Mas, apesar de todos os avanços reais que conquistamos, sabemos que não são o suficiente. Nossa economia não funciona tão bem nem cresce tanto quando poucos prosperam às expensas de uma classe média crescente. A desigualdade gritante também corrói nossos princípios democráticos. Enquanto os 10% mais ricos acumularam uma parcela maior da riqueza e receita, muitas famílias demais, nos centros pobres das grandes cidades e nos condados rurais, ficaram para trás: operários de fábricas demitidos, garçonetes e profissionais de saúde que têm dificuldade em pagar suas contas, convencidos de que a situação é armada para ser desfavorável a eles, que seu governo defende apenas os interesses dos poderosos. É uma receita de mais cinismo e polarização de nossa política.
Não existem soluções fáceis para esta tendência de longo prazo. Concordo que nosso comércio deve ser justo, e não apenas livre. Mas a próxima onda de deslocamento econômico não virá dó exterior. Virá como consequência do avanço implacável da automatização, que torna obsoletos muitos empregos bons da classe média.
Por isso precisamos forjar um novo pacto social –para garantir a todos nossos filhos a educação que necessitam; para conferir aos trabalhadores o poder de se sindicalizarem em busca de salários melhores; para modernizar a rede de segurança social de modo a refletir o modo como vivemos hoje e empreender mais reformas tributárias, para que as empresas e os indivíduos que lucram mais com a nova economia não evitem cumprir suas obrigações ao país que possibilitou seu sucesso. Podemos discutir sobre as melhores maneiras de alcançar esses objetivos. Mas não podemos transigir em relação aos próprios objetivos. Pois, se não gerarmos oportunidades para todas as pessoas, os desafetos e divisões que paralisaram nosso progresso vão apenas se intensificar nos próximos anos.

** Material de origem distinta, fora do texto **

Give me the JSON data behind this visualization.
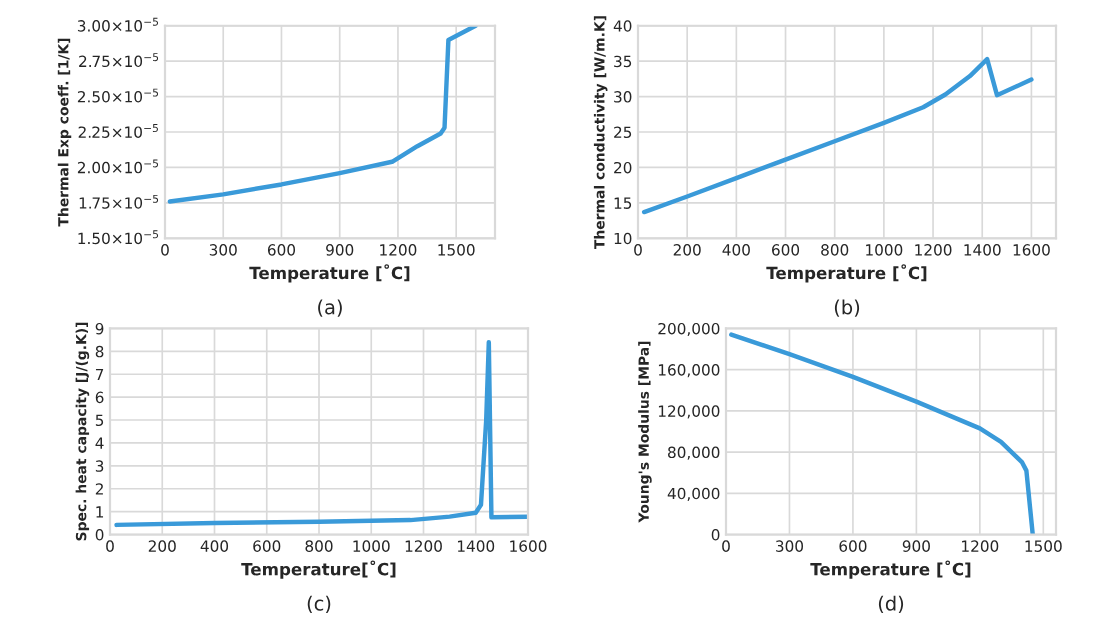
{
  "chart_data": [
    {
      "type": "line",
      "xlabel": "Temperature [˚C]",
      "ylabel": "Thermal Exp coeff. [1/K]",
      "annotations": [
        "(a)"
      ],
      "grid": true,
      "legend": false,
      "marker": "none",
      "line_style": "solid",
      "x": [
        25,
        300,
        600,
        900,
        1170,
        1300,
        1420,
        1440,
        1460,
        1600
      ],
      "series": [
        {
          "color": "#3a9ad9",
          "values": [
            1.76e-05,
            1.81e-05,
            1.88e-05,
            1.96e-05,
            2.04e-05,
            2.15e-05,
            2.24e-05,
            2.28e-05,
            2.9e-05,
            3e-05
          ]
        }
      ],
      "xlim": [
        0,
        1700
      ],
      "xticks": [
        0,
        300,
        600,
        900,
        1200,
        1500
      ],
      "ylim": [
        1.5e-05,
        3e-05
      ],
      "yticks": [
        {
          "value": 1.5e-05,
          "label": "1.50×10$^{−5}$"
        },
        {
          "value": 1.75e-05,
          "label": "1.75×10$^{−5}$"
        },
        {
          "value": 2e-05,
          "label": "2.00×10$^{−5}$"
        },
        {
          "value": 2.25e-05,
          "label": "2.25×10$^{−5}$"
        },
        {
          "value": 2.5e-05,
          "label": "2.50×10$^{−5}$"
        },
        {
          "value": 2.75e-05,
          "label": "2.75×10$^{−5}$"
        },
        {
          "value": 3e-05,
          "label": "3.00×10$^{−5}$"
        }
      ]
    },
    {
      "type": "line",
      "xlabel": "Temperature [˚C]",
      "ylabel": "Thermal conductivity [W/m.K]",
      "annotations": [
        "(b)"
      ],
      "grid": true,
      "legend": false,
      "marker": "none",
      "line_style": "solid",
      "x": [
        25,
        200,
        400,
        600,
        800,
        1000,
        1160,
        1250,
        1350,
        1420,
        1460,
        1600
      ],
      "series": [
        {
          "color": "#3a9ad9",
          "values": [
            13.7,
            15.9,
            18.5,
            21.1,
            23.7,
            26.3,
            28.5,
            30.3,
            32.9,
            35.3,
            30.2,
            32.4
          ]
        }
      ],
      "xlim": [
        0,
        1700
      ],
      "xticks": [
        0,
        200,
        400,
        600,
        800,
        1000,
        1200,
        1400,
        1600
      ],
      "ylim": [
        10,
        40
      ],
      "yticks": [
        10,
        15,
        20,
        25,
        30,
        35,
        40
      ]
    },
    {
      "type": "line",
      "xlabel": "Temperature[˚C]",
      "ylabel": "Spec. heat capacity [J/(g.K)]",
      "annotations": [
        "(c)"
      ],
      "grid": true,
      "legend": false,
      "marker": "none",
      "line_style": "solid",
      "x": [
        25,
        400,
        800,
        1150,
        1300,
        1400,
        1420,
        1440,
        1450,
        1460,
        1600
      ],
      "series": [
        {
          "color": "#3a9ad9",
          "values": [
            0.42,
            0.5,
            0.56,
            0.63,
            0.78,
            0.95,
            1.3,
            5,
            8.4,
            0.75,
            0.78
          ]
        }
      ],
      "xlim": [
        0,
        1600
      ],
      "xticks": [
        0,
        200,
        400,
        600,
        800,
        1000,
        1200,
        1400,
        1600
      ],
      "ylim": [
        0,
        9
      ],
      "yticks": [
        0,
        1,
        2,
        3,
        4,
        5,
        6,
        7,
        8,
        9
      ]
    },
    {
      "type": "line",
      "xlabel": "Temperature [˚C]",
      "ylabel": "Young's Modulus [MPa]",
      "annotations": [
        "(d)"
      ],
      "grid": true,
      "legend": false,
      "marker": "none",
      "line_style": "solid",
      "x": [
        25,
        300,
        600,
        900,
        1200,
        1300,
        1400,
        1420,
        1450
      ],
      "series": [
        {
          "color": "#3a9ad9",
          "values": [
            194000,
            175000,
            153000,
            129000,
            103000,
            90000,
            70000,
            62000,
            0
          ]
        }
      ],
      "xlim": [
        0,
        1560
      ],
      "xticks": [
        0,
        300,
        600,
        900,
        1200,
        1500
      ],
      "ylim": [
        0,
        200000
      ],
      "yticks": [
        {
          "value": 0,
          "label": "0"
        },
        {
          "value": 40000,
          "label": "40,000"
        },
        {
          "value": 80000,
          "label": "80,000"
        },
        {
          "value": 120000,
          "label": "120,000"
        },
        {
          "value": 160000,
          "label": "160,000"
        },
        {
          "value": 200000,
          "label": "200,000"
        }
      ]
    }
  ]
}
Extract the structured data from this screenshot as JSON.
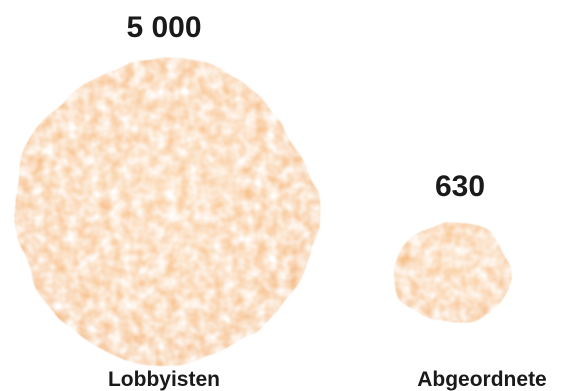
{
  "chart_data": {
    "type": "bubble",
    "title": "",
    "categories": [
      "Lobbyisten",
      "Abgeordnete"
    ],
    "values": [
      5000,
      630
    ],
    "value_labels": [
      "5 000",
      "630"
    ],
    "color": "#f4a04f",
    "grid": false,
    "legend": "none"
  }
}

Existe uma segunda ameaça à nossa democracia, uma ameaça que é tão velha quanto nosso próprio país. Após minha eleição, falou-se em uma América pós-racial. Por bem-intencionada que fosse, essa visão nunca foi realista. A raça continua a ser uma força poderosa e divisiva em nossa sociedade. Já vivi o suficiente para saber que as relações raciais estão melhores hoje do que eram dez, 20 ou 30 anos atrás –isso é visível não apenas nas estatísticas, mas nas atitudes de jovens americanos de todo o espectro político.
Mas não chegamos onde precisamos chegar. Todos nós temos mais trabalho a fazer. Afinal, se todo problema econômico é apresentado como uma luta entre uma classe média branca que trabalha arduamente e minorias que não são merecedoras, então trabalhadores de todas as cores serão relegados a disputar as sobras, enquanto os ricos se retiram ainda mais dentro de seus enclaves privados. Se nos negarmos a investir nos filhos de imigrantes, apenas porque eles não se parecem conosco, prejudicaremos as perspectivas futuras de nossos próprios filhos –porque essas crianças morenas vão representar uma parcela maior da força de trabalho da América. E nossa economia não precisa ser um cálculo em que alguns ganham tudo e outros ficam com nada. No ano passado houve um aumento de renda para todas as raças, todas as faixas etárias, para homens e mulheres.
Daqui em diante, precisamos respeitar e implementar as leis contra a discriminação –nas contratações, no setor habitacional, na educação e no sistema de justiça criminal. É o que exigem nossa Constituição e nossos ideais mais elevados. Mas as leis não serão o bastante, por si sós. É preciso que os corações mudem.